Para UGT es urgente apostar por el crecimiento, favoreciendo el consumo, lo que requiere empleo y rentas para los hogares y las personas. Además de la ser la clave para el crecimiento, es de justicia social una política salarial y de rentas que frene la precariedad y la desigualdad, situaciones del todo incompatibles con un escenario de recuperación económica. Hay que generar buenos empleos y buscar fórmulas para mejorar la innovación de las empresas y aumentar su productividad, junto con el desarrollo de políticas de distribución, en las que la negociación colectiva, que es donde se gesta la distribución primaria de la riqueza, tenga un papel fundamental. Todo ello acompañando de la mejora de las capacidades de actuación públicas, reformando la fiscalidad, tanto del lado del ingreso como del gasto, de manera que resulte una herramienta favorecedora del crecimiento y de la redistribución justa y equitativa de la renta. Se trata de reconstruir el modelo social europeo: con una sociedad cohesionada, con igualdad de oportunidades y con derechos conseguidos mediante la negociación colectiva. Porque nuestra economía funciona mejor cuando funciona para todos y no sólo para unos pocos.
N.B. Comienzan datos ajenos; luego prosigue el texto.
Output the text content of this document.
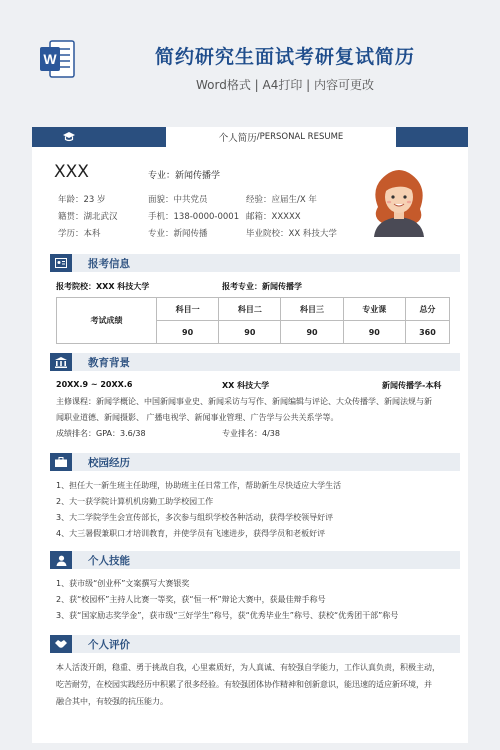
W	简约研究生面试考研复试简历
Word格式 | A4打印 | 内容可更改
个人简历 /PERSONAL RESUME
XXX	专业：新闻传播学
年龄：23 岁	面貌：中共党员	经验：应届生/X 年
籍贯：湖北武汉	手机：138-0000-0001 邮箱：XXXXX
学历：本科	专业：新闻传播	毕业院校：XX 科技大学
报考信息
报考院校：XXX 科技大学	报考专业：新闻传播学
考试成绩	科目一	科目二	科目三	专业课	总分
	90	90	90	90	360
教育背景
20XX.9 ~ 20XX.6	XX 科技大学	新闻传播学-本科
主修课程：新闻学概论、中国新闻事业史、新闻采访与写作、新闻编辑与评论、大众传播学、新闻法规与新
闻职业道德、新闻摄影、 广播电视学、新闻事业管理、广告学与公共关系学等。
成绩排名：GPA：3.6/38	专业排名：4/38
校园经历
1、担任大一新生班主任助理，协助班主任日常工作，帮助新生尽快适应大学生活
2、大一获学院计算机机房勤工助学校园工作
3、大二学院学生会宣传部长，多次参与组织学校各种活动，获得学校领导好评
4、大三暑假兼职口才培训教育，并使学员有飞速进步，获得学员和老板好评
个人技能
1、获市级“创业杯”文案撰写大赛银奖
2、获“校园杯”主持人比赛一等奖，获“恒一杯”辩论大赛中，获最佳辩手称号
3、获“国家励志奖学金”，获市级“三好学生”称号，获“优秀毕业生”称号、获校“优秀团干部”称号
个人评价
本人活泼开朗，稳重、勇于挑战自我，心里素质好，为人真诚、有较强自学能力，工作认真负责，积极主动，
吃苦耐劳，在校园实践经历中积累了很多经验。有较强团体协作精神和创新意识，能迅速的适应新环境，并
融合其中，有较强的抗压能力。
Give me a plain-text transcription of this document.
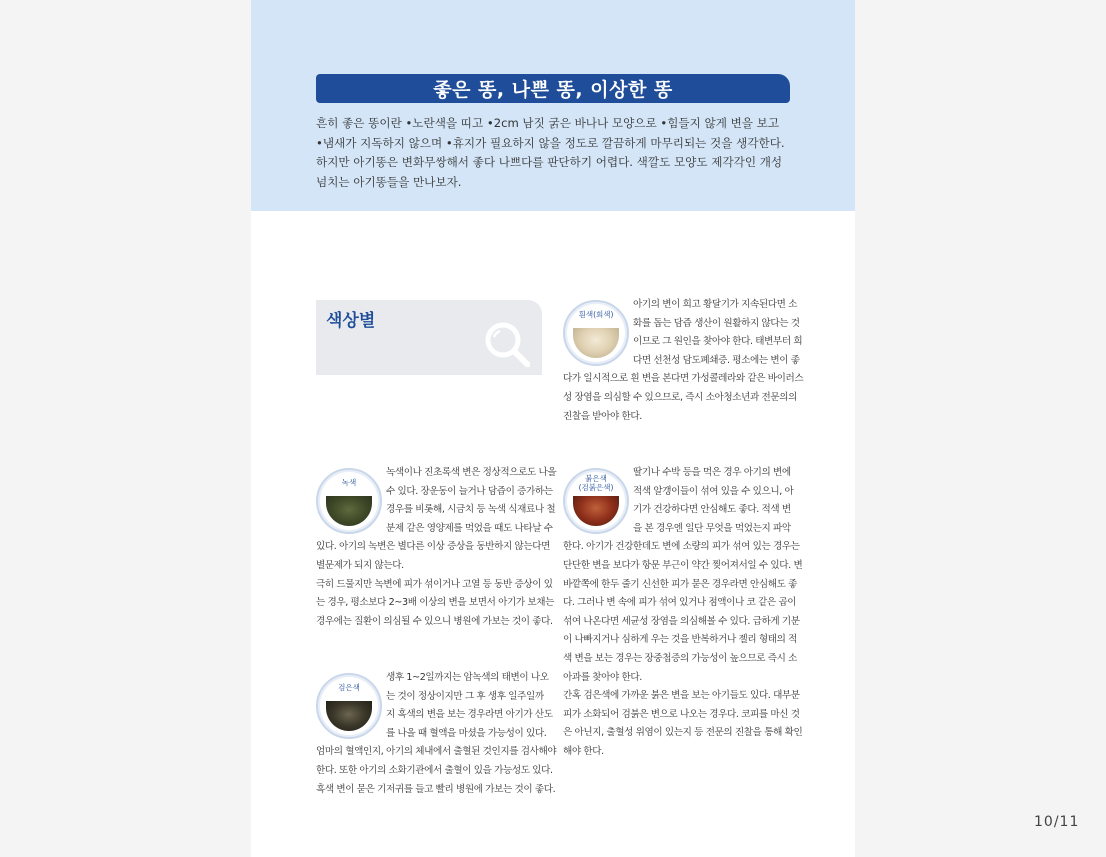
좋은 똥, 나쁜 똥, 이상한 똥

흔히 좋은 똥이란 •노란색을 띠고 •2cm 남짓 굵은 바나나 모양으로 •힘들지 않게 변을 보고

•냄새가 지독하지 않으며 •휴지가 필요하지 않을 정도로 깔끔하게 마무리되는 것을 생각한다.

하지만 아기똥은 변화무쌍해서 좋다 나쁘다를 판단하기 어렵다. 색깔도 모양도 제각각인 개성

넘치는 아기똥들을 만나보자.

색상별	흰색(회색)
아기의 변이 희고 황달기가 지속된다면 소
화를 돕는 담즙 생산이 원활하지 않다는 것
이므로 그 원인을 찾아야 한다. 태변부터 희
다면 선천성 담도폐쇄증. 평소에는 변이 좋
다가 일시적으로 흰 변을 본다면 가성콜레라와 같은 바이러스
성 장염을 의심할 수 있으므로, 즉시 소아청소년과 전문의의
진찰을 받아야 한다.
녹색
녹색이나 진초록색 변은 정상적으로도 나올
수 있다. 장운동이 늘거나 담즙이 증가하는
경우를 비롯해, 시금치 등 녹색 식재료나 철
분제 같은 영양제를 먹었을 때도 나타날 수
있다. 아기의 녹변은 별다른 이상 증상을 동반하지 않는다면
별문제가 되지 않는다.
극히 드물지만 녹변에 피가 섞이거나 고열 등 동반 증상이 있
는 경우, 평소보다 2~3배 이상의 변을 보면서 아기가 보채는
경우에는 질환이 의심될 수 있으니 병원에 가보는 것이 좋다.
붉은색
(검붉은색)
딸기나 수박 등을 먹은 경우 아기의 변에
적색 알갱이들이 섞여 있을 수 있으니, 아
기가 건강하다면 안심해도 좋다. 적색 변
을 본 경우엔 일단 무엇을 먹었는지 파악
한다. 아기가 건강한데도 변에 소량의 피가 섞여 있는 경우는
단단한 변을 보다가 항문 부근이 약간 찢어져서일 수 있다. 변
바깥쪽에 한두 줄기 신선한 피가 묻은 경우라면 안심해도 좋
다. 그러나 변 속에 피가 섞여 있거나 점액이나 코 같은 곱이
섞여 나온다면 세균성 장염을 의심해볼 수 있다. 급하게 기분
이 나빠지거나 심하게 우는 것을 반복하거나 젤리 형태의 적
색 변을 보는 경우는 장중첩증의 가능성이 높으므로 즉시 소
아과를 찾아야 한다.
간혹 검은색에 가까운 붉은 변을 보는 아기들도 있다. 대부분
피가 소화되어 검붉은 변으로 나오는 경우다. 코피를 마신 것
은 아닌지, 출혈성 위염이 있는지 등 전문의 진찰을 통해 확인
해야 한다.
검은색
생후 1~2일까지는 암녹색의 태변이 나오
는 것이 정상이지만 그 후 생후 일주일까
지 흑색의 변을 보는 경우라면 아기가 산도
를 나올 때 혈액을 마셨을 가능성이 있다.
엄마의 혈액인지, 아기의 체내에서 출혈된 것인지를 검사해야
한다. 또한 아기의 소화기관에서 출혈이 있을 가능성도 있다.
흑색 변이 묻은 기저귀를 들고 빨리 병원에 가보는 것이 좋다.
10/11
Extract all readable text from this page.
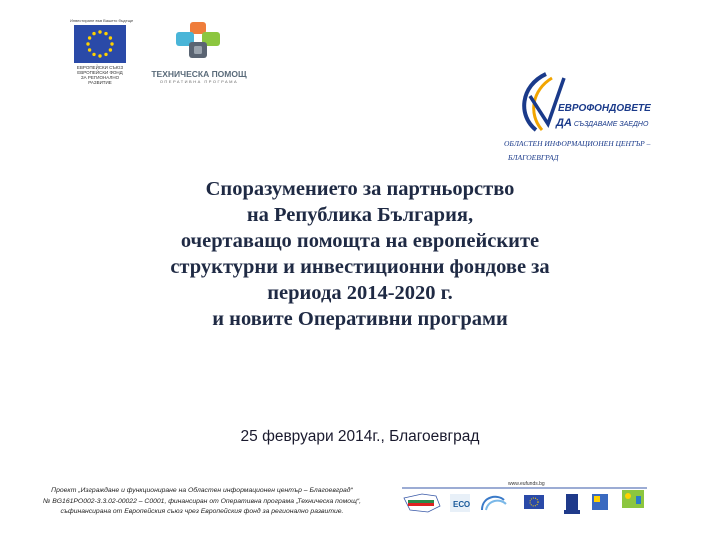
Инвестиране във Вашето бъдеще
ЕВРОПЕЙСКИ СЪЮЗ
ЕВРОПЕЙСКИ ФОНД
ЗА РЕГИОНАЛНО РАЗВИТИЕ
ТЕХНИЧЕСКА ПОМОЩ
ОПЕРАТИВНА ПРОГРАМА
ЕВРОФОНДОВЕТЕ
ДА СЪЗДАВАМЕ ЗАЕДНО
ОБЛАСТЕН ИНФОРМАЦИОНЕН ЦЕНТЪР –
БЛАГОЕВГРАД
Споразумението за партньорство
на Република България,
очертаващо помощта на европейските
структурни и инвестиционни фондове за
периода 2014-2020 г.
и новите Оперативни програми
25 февруари 2014г., Благоевград
Проект „Изграждане и функциониране на Областен информационен център – Благоевград“
№ BG161PO002-3.3.02-00022 – С0001, финансиран от Оперативна програма „Техническа помощ“,
съфинансирана от Европейския съюз чрез Европейския фонд за регионално развитие.
www.eufunds.bg
ЕСО
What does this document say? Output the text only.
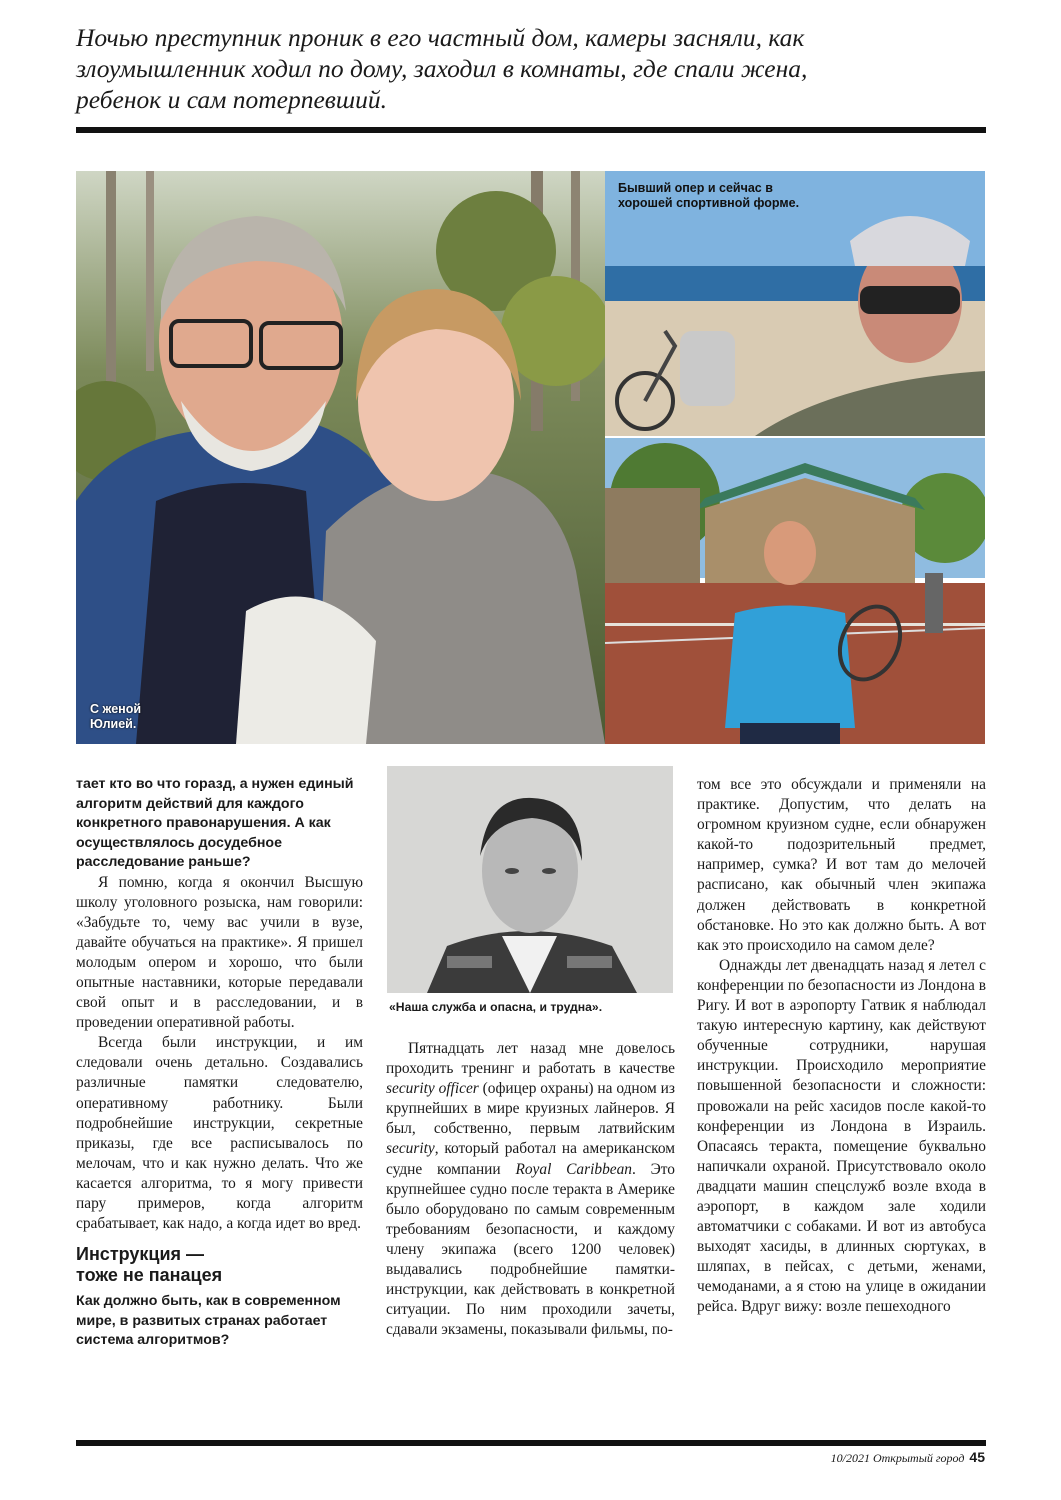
Ночью преступник проник в его частный дом, камеры засняли, как
злоумышленник ходил по дому, заходил в комнаты, где спали жена,
ребенок и сам потерпевший.

С женой
Юлией.

Бывший опер и сейчас в
хорошей спортивной форме.

тает кто во что горазд, а нужен единый алгоритм действий для каждого конкретного правонарушения. А как осуществлялось досудебное расследование раньше?

Я помню, когда я окончил Высшую школу уголовного розыска, нам говорили: «Забудьте то, чему вас учили в вузе, давайте обучаться на практике». Я пришел молодым опером и хорошо, что были опытные наставники, которые передавали свой опыт и в расследовании, и в проведении оперативной работы.

Всегда были инструкции, и им следовали очень детально. Создавались различные памятки следователю, оперативному работнику. Были подробнейшие инструкции, секретные приказы, где все расписывалось по мелочам, что и как нужно делать. Что же касается алгоритма, то я могу привести пару примеров, когда алгоритм срабатывает, как надо, а когда идет во вред.

Инструкция —
тоже не панацея

Как должно быть, как в современном мире, в развитых странах работает система алгоритмов?

«Наша служба и опасна, и трудна».

Пятнадцать лет назад мне довелось проходить тренинг и работать в качестве security officer (офицер охраны) на одном из крупнейших в мире круизных лайнеров. Я был, собственно, первым латвийским security, который работал на американском судне компании Royal Caribbean. Это крупнейшее судно после теракта в Америке было оборудовано по самым современным требованиям безопасности, и каждому члену экипажа (всего 1200 человек) выдавались подробнейшие памятки-инструкции, как действовать в конкретной ситуации. По ним проходили зачеты, сдавали экзамены, показывали фильмы, по-

том все это обсуждали и применяли на практике. Допустим, что делать на огромном круизном судне, если обнаружен какой-то подозрительный предмет, например, сумка? И вот там до мелочей расписано, как обычный член экипажа должен действовать в конкретной обстановке. Но это как должно быть. А вот как это происходило на самом деле?

Однажды лет двенадцать назад я летел с конференции по безопасности из Лондона в Ригу. И вот в аэропорту Гатвик я наблюдал такую интересную картину, как действуют обученные сотрудники, нарушая инструкции. Происходило мероприятие повышенной безопасности и сложности: провожали на рейс хасидов после какой-то конференции из Лондона в Израиль. Опасаясь теракта, помещение буквально напичкали охраной. Присутствовало около двадцати машин спецслужб возле входа в аэропорт, в каждом зале ходили автоматчики с собаками. И вот из автобуса выходят хасиды, в длинных сюртуках, в шляпах, в пейсах, с детьми, женами, чемоданами, а я стою на улице в ожидании рейса. Вдруг вижу: возле пешеходного

10/2021 Открытый город 45
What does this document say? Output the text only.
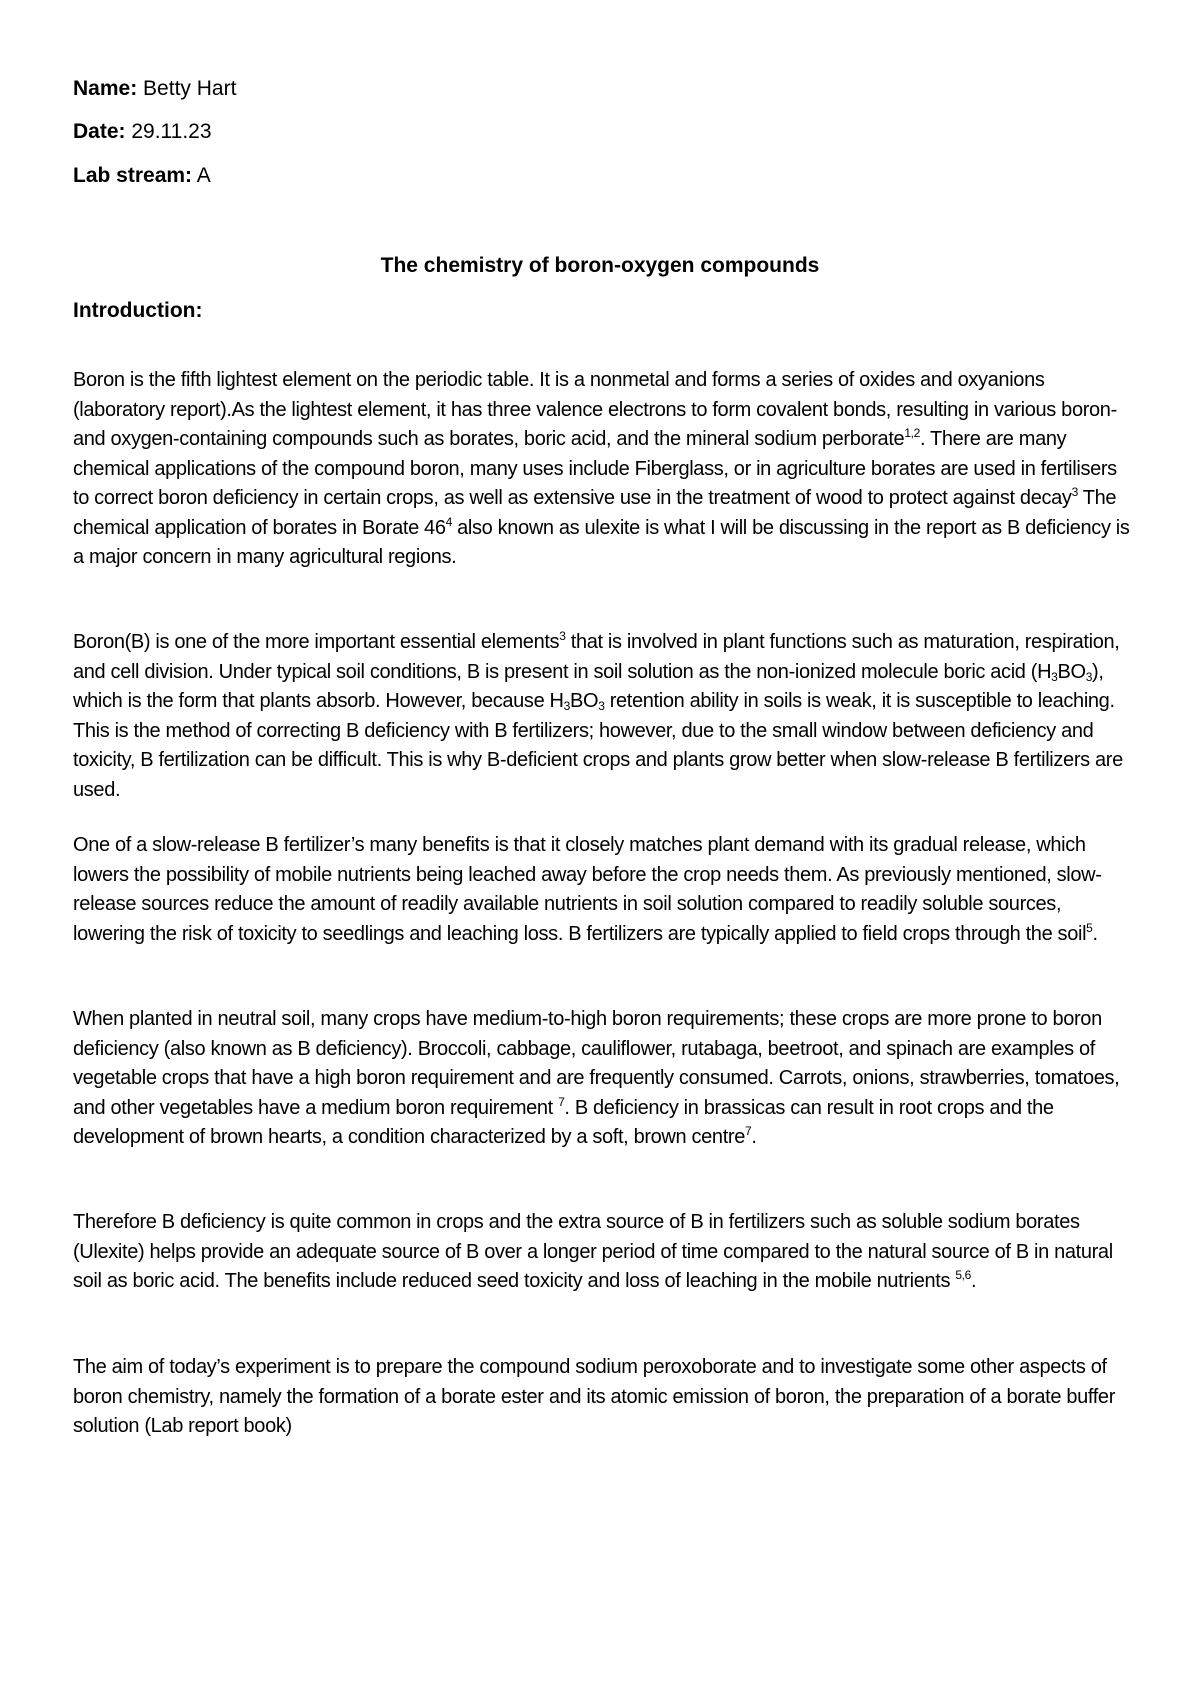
Name: Betty Hart
Date: 29.11.23
Lab stream: A
The chemistry of boron-oxygen compounds
Introduction:

Boron is the fifth lightest element on the periodic table. It is a nonmetal and forms a series of oxides and oxyanions (laboratory report).As the lightest element, it has three valence electrons to form covalent bonds, resulting in various boron- and oxygen-containing compounds such as borates, boric acid, and the mineral sodium perborate$^{1,2}$. There are many chemical applications of the compound boron, many uses include Fiberglass, or in agriculture borates are used in fertilisers to correct boron deficiency in certain crops, as well as extensive use in the treatment of wood to protect against decay$^3$ The chemical application of borates in Borate $46^4$ also known as ulexite is what I will be discussing in the report as B deficiency is a major concern in many agricultural regions.

Boron(B) is one of the more important essential elements$^3$ that is involved in plant functions such as maturation, respiration, and cell division. Under typical soil conditions, B is present in soil solution as the non-ionized molecule boric acid $(H_3BO_3)$, which is the form that plants absorb. However, because $H_3BO_3$ retention ability in soils is weak, it is susceptible to leaching. This is the method of correcting B deficiency with B fertilizers; however, due to the small window between deficiency and toxicity, B fertilization can be difficult. This is why B-deficient crops and plants grow better when slow-release B fertilizers are used.

One of a slow-release B fertilizer’s many benefits is that it closely matches plant demand with its gradual release, which lowers the possibility of mobile nutrients being leached away before the crop needs them. As previously mentioned, slow-release sources reduce the amount of readily available nutrients in soil solution compared to readily soluble sources, lowering the risk of toxicity to seedlings and leaching loss. B fertilizers are typically applied to field crops through the soil$^5$.

When planted in neutral soil, many crops have medium-to-high boron requirements; these crops are more prone to boron deficiency (also known as B deficiency). Broccoli, cabbage, cauliflower, rutabaga, beetroot, and spinach are examples of vegetable crops that have a high boron requirement and are frequently consumed. Carrots, onions, strawberries, tomatoes, and other vegetables have a medium boron requirement $^7$. B deficiency in brassicas can result in root crops and the development of brown hearts, a condition characterized by a soft, brown centre$^7$.

Therefore B deficiency is quite common in crops and the extra source of B in fertilizers such as soluble sodium borates (Ulexite) helps provide an adequate source of B over a longer period of time compared to the natural source of B in natural soil as boric acid. The benefits include reduced seed toxicity and loss of leaching in the mobile nutrients $^{5,6}$.

The aim of today’s experiment is to prepare the compound sodium peroxoborate and to investigate some other aspects of boron chemistry, namely the formation of a borate ester and its atomic emission of boron, the preparation of a borate buffer solution (Lab report book)
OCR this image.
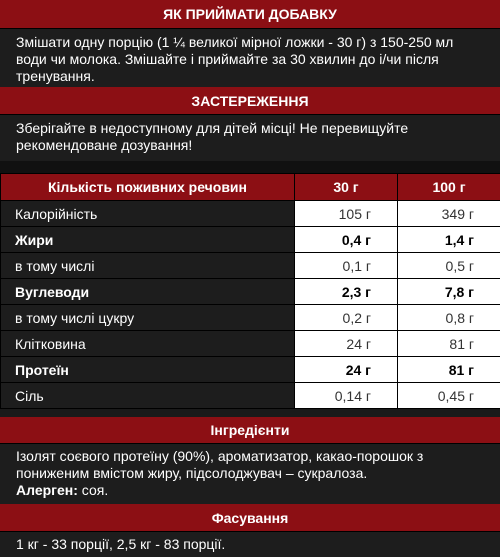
ЯК ПРИЙМАТИ ДОБАВКУ
Змішати одну порцію (1 ¼ великої мірної ложки - 30 г) з 150-250 мл води чи молока. Змішайте і приймайте за 30 хвилин до і/чи після тренування.
ЗАСТЕРЕЖЕННЯ
Зберігайте в недоступному для дітей місці! Не перевищуйте рекомендоване дозування!
Кількість поживних речовин	30 г	100 г
Калорійність	105 г	349 г
Жири	0,4 г	1,4 г
в тому числі	0,1 г	0,5 г
Вуглеводи	2,3 г	7,8 г
в тому числі цукру	0,2 г	0,8 г
Клітковина	24 г	81 г
Протеїн	24 г	81 г
Сіль	0,14 г	0,45 г
Інгредієнти
Ізолят соєвого протеїну (90%), ароматизатор, какао-порошок з пониженим вмістом жиру, підсолоджувач – сукралоза.
Алерген: соя.
Фасування
1 кг - 33 порції, 2,5 кг - 83 порції.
Como alternativa a estas políticas desde UGT, en el Balance de Legislatura presentado ayer, proponemos un diálogo permanente y un nuevo rumbo para la política económica y social, con propuestas claras y realistas en cada ámbito, que forman parte de una estrategia integral hacia un nuevo modelo económico y social para nuestro país, que debe asentarse además sobre unas reforzadas bases democráticas y de participación ciudadana. 

Esta nueva estrategia debe afrontar un triple reto para los próximos años, que debería trasladarse también al ámbito europeo: inducir un crecimiento más equilibrado, sostenible e integrador, generar más y mejor empleo, de calidad y con derechos, y elevar el bienestar y la calidad de vida de todos, con especial atención a la corrección de las desigualdades de todo tipo y la superación de las bolsas de pobreza que la crisis y las políticas aplicadas han aumentado.

Estos son también, en consecuencia, los retos que tiene ante sí el próximo gobierno que surgirá de las próximas elecciones generales del 20 de diciembre de este año, del que se espera que, más que reformas, aborde a través del diálogo y la búsqueda de consensos básicos, una verdadera reconstrucción de nuestro país sobre valores de progreso, solidaridad, igualdad y democracia.